One measure for the portrayal of female characters is the ‘Bechdel test’ which is not a perfect measure but I will mention it for the purposes of this discussion. In order for a book or film to pass the Bechdel test there have to be at least two female characters, who talk to each other, and who talk about something other than a man. When you look at books and films it’s shocking how many fail on something so simple.

I want all characters to have depth and development. Unfortunately, in books and film it’s most often male characters who have depth and development and female characters are just two-dimensional. This has been changing in the book world. I’m reading so many great books with good female characters, particularly in YA. But there is still a way to go with how female characters are represented in books. Then there is the problem with films. Why are there so few female-led films? We need more movies with developed female characters!

Do you have any thoughts on strong female characters? Share your thoughts with me in the comments!

9 thoughts on “Let’s Talk Bookish: How Do You Feel About ‘Strong Female Characters’?

  1. Great discussion!
    And I agree, to be a strong female character they don’t have to be an epic fighter (although I do love this!)


  2. That was exactly what I talked about in my discussion as well! I love all the current strong female MCs, but I also want to see them being shy, quiet, everything that is opposite of the cliche strong woman today. I don’t have to be throwing daggers and slitting throats to be strong. I can be a thinker, I can be quiet, reserved, shy even and still be as tough as steel. I really really hope that more women/girls like these can be included in books because the reality is, there is a large percentage of women and girls who are nothing like the women in books today. Which is sad, but there’s still hope that one day this will change :)

    • Yes I like characters who are strong for other reasons, perhaps they use their intelligence or have great mental strength to overcome things. I think things will change, but it will take time. :)

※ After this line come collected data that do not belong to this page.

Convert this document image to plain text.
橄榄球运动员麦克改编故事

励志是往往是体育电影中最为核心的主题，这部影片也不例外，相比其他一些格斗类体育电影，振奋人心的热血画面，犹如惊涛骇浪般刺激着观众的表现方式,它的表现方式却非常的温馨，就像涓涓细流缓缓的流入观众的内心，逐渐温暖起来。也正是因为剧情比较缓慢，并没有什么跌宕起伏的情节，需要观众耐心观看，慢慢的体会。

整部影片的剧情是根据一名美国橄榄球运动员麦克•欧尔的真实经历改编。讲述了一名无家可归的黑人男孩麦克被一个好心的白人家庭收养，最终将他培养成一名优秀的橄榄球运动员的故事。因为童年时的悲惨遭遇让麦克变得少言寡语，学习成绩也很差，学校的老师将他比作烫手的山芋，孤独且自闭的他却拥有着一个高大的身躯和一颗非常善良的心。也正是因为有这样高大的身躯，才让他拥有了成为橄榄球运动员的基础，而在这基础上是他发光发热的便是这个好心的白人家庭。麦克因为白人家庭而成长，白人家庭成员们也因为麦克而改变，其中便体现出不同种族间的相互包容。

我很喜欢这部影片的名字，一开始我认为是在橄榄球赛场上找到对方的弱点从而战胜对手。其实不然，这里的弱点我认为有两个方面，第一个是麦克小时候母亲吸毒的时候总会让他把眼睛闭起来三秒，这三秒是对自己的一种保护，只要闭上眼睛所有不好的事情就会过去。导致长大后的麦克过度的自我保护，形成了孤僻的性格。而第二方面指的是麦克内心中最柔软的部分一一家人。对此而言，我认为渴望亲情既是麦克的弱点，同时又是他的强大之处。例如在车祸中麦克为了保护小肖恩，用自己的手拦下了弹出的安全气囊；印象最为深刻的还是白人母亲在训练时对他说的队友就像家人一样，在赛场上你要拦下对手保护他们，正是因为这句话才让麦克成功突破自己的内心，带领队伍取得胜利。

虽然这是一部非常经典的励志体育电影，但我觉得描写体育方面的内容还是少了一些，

  3. Totally agree with your thoughts! The book “The Nightingale” from Kristin Hannah showed us real strength from women! It’s a World War 2 story, one woman is part of the resistance and one woman stayed at their hometown with the strategy of just blending in. Both women were equally strong for me.

    • I’ve not read that book, but I like how it sounds like it portrays two women who have different roles in the war and who are strong in different ways.

  4. I’m glad we agree what a “strong female character” means! I just want female characters who are well written and have stories and personalities that don’t revolve around whatever man is prominent in the story. I hate how female characters sometimes get absorbed by their male counterparts and used just and pieces to develop them.

    I think this is also an interesting discussion for every form of media as well, not just books so I love that you mentioned movies!

    • The film industry needs to work on female representation. As well as how female characters are portrayed on screen, there is also the issue with there not being enough women behind the scenes too, such as directors. That’s one of the reasons I loved Wonder Woman. It’s a female fronted film, with a female director, and although Diana is totally awesome at fighting, she’s also an empathetic person, there’s more to her than just her fighting ability.